Posted Oct 4, 2025 19:54 UTC (Sat) by mb (subscriber, #50428) [Link] (2 responses)

>a lossy representation of the training material, but they still contain it and are able to reproduce it

This contradicts itself.

How to check copyright?

Posted Oct 5, 2025 10:07 UTC (Sun) by pbonzini (subscriber, #60935) [Link] (1 responses)

In prediction model they are not able to reproduce *all of it* but they can reproduce a lot of specific texts with varying degrees of precision. For literary works, for example, the models often remember more easily poetry than prose. You can measure precision by checking if the model needs to be told the first few words as opposed to just the title, how often they change a word with a synonym, whether they go into the weeds after a few paragraphs or a few chapters in others. The same is true of programs.

You can also use the language models as source of probabilities for arithmetic coding and some texts will compress ridiculously well, so much that the only explanation is that large parts of the text is already present in the weights in compressed form.

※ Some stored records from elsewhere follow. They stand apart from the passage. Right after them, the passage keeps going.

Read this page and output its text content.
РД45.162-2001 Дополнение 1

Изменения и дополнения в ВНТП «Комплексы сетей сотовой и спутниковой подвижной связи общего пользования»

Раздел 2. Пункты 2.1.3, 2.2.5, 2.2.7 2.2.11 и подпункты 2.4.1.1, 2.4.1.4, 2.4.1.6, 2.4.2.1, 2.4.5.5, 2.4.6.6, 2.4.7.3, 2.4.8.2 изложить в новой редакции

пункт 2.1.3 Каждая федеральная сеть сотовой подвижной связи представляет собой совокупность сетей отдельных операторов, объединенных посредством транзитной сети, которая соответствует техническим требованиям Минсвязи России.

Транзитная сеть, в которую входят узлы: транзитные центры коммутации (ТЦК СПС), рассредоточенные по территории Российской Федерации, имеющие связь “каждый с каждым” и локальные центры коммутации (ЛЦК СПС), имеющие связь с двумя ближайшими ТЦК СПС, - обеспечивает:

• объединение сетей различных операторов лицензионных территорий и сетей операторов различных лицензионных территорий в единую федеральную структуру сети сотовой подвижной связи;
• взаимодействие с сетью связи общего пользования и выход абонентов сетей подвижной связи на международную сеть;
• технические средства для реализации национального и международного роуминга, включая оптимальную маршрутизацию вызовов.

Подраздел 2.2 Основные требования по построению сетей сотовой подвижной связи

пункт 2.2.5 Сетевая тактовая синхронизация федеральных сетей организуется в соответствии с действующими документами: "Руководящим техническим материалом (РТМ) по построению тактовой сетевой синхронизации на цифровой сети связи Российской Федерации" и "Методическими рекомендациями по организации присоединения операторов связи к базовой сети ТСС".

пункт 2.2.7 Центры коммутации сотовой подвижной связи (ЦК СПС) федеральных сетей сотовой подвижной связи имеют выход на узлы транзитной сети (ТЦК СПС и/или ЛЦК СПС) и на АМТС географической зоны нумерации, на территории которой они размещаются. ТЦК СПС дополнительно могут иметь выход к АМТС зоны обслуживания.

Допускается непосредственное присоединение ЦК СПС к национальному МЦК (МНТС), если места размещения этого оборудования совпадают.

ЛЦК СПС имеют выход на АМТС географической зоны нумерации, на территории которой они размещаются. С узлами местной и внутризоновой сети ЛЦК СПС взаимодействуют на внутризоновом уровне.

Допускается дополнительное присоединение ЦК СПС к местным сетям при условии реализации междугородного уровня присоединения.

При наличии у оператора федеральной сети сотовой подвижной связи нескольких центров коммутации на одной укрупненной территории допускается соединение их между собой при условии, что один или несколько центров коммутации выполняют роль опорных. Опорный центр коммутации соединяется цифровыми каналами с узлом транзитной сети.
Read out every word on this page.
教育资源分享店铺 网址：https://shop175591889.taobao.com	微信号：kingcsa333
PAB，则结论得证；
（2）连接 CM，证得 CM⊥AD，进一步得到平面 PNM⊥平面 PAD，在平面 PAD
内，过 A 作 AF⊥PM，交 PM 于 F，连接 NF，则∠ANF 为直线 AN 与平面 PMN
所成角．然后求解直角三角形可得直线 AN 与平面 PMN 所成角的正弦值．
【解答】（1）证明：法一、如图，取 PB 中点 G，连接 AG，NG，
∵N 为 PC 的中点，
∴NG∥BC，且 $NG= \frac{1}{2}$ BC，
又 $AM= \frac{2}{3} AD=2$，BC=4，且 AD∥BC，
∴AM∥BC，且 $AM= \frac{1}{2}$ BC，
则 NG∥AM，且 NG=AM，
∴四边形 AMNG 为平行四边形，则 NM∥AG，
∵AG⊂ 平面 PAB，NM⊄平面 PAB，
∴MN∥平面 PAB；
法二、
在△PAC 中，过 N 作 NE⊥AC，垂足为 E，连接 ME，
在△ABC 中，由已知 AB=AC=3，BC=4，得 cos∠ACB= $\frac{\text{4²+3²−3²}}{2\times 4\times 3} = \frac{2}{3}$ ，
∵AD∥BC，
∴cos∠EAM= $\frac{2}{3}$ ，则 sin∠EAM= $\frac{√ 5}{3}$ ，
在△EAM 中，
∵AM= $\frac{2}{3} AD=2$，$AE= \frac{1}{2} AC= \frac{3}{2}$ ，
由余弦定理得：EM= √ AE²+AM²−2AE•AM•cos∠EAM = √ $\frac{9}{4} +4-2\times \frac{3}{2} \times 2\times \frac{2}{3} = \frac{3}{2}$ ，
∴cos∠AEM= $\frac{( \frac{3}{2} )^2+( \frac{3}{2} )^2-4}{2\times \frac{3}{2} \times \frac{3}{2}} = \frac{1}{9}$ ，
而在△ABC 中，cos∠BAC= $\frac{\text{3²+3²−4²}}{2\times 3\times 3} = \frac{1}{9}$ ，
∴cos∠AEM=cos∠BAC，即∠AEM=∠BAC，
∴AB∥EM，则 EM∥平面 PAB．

In fact it can be mathematically proven that memorization, compression and training are essentially the same thing.

Here is a paper from DeepMind on the memorization capabilities of LLMs: https://arxiv.org/pdf/2507.05578

And here is an earlier one that analyzed how memorization improves as the number of parameters grows: https://arxiv.org/pdf/2202.07646

How to check copyright?

Posted Oct 5, 2025 13:45 UTC (Sun) by kleptog (subscriber, #1183) [Link]

While the issue of memorisation is interesting, it is ultimately not really relevant to the discussion. You don't need an LLM to intentionally violate copyright. The issue is can you use an LLM to *unintentionally* violate copyright?

I think those papers actually show it is quite hard. Because even with very specific prompting, the majority of texts could not be recovered to any significant degree. So what are the chances an LLM will reproduce a literal text without special prompting?

Mathematically speaking an LLM is just a function, and for every output there exists an input that will produce something close to it. Even if it is just "Repeat X". (Well, technically I don't know if we know that LLMs have a dense output space.) What are the chances a random person will hit one of those inputs that matches some copyrighted output?

I suppose we've given the "infinite monkeys" a power-tool that makes it more likely for them to reproduce Shakespeare. Is it too likely?

Clean-room reverse engineering

Posted Oct 3, 2025 8:07 UTC (Fri) by rschroev (subscriber, #4164) [Link]

Clean-room reverse engineering is a whole different topic though, isn't it? It's what Compaq did back in the 80's to reverse engineer the IBM PC's BIOS, enabling them to make compatible machines in a legal way. Notably the people who studied IBM's BIOS and the ones who implemented Compaq's new one were different teams, to avoid any copyright issues.

That's a whole different situation than either people or LLMs reading code and later using their knowledge to write new code.

How to check copyright?

Posted Oct 3, 2025 9:40 UTC (Fri) by farnz (subscriber, #17727) [Link]

Clean-room reverse-engineering isn't part of the codified side of copyright law; rather, it's a process that the courts recognise as guaranteeing that the work produced in the clean room cannot be a derived work of the original.

To be a derived work, there must be some copying of the original, intended or accidental. The clean-room process guarantees that the people in the clean-room cannot copy the original, and therefore, if they do come up with something that appears to be a copy of the original, it's not a derived work.

You can, of course, do reverse-engineering and reimplementation without a clean-room setup; it's just that you then have to show that each piece that's alleged to be a literal copy of the original falls on the right side of the idea-expression distinction to not be a derived work, instead of being able to show that no copying took place.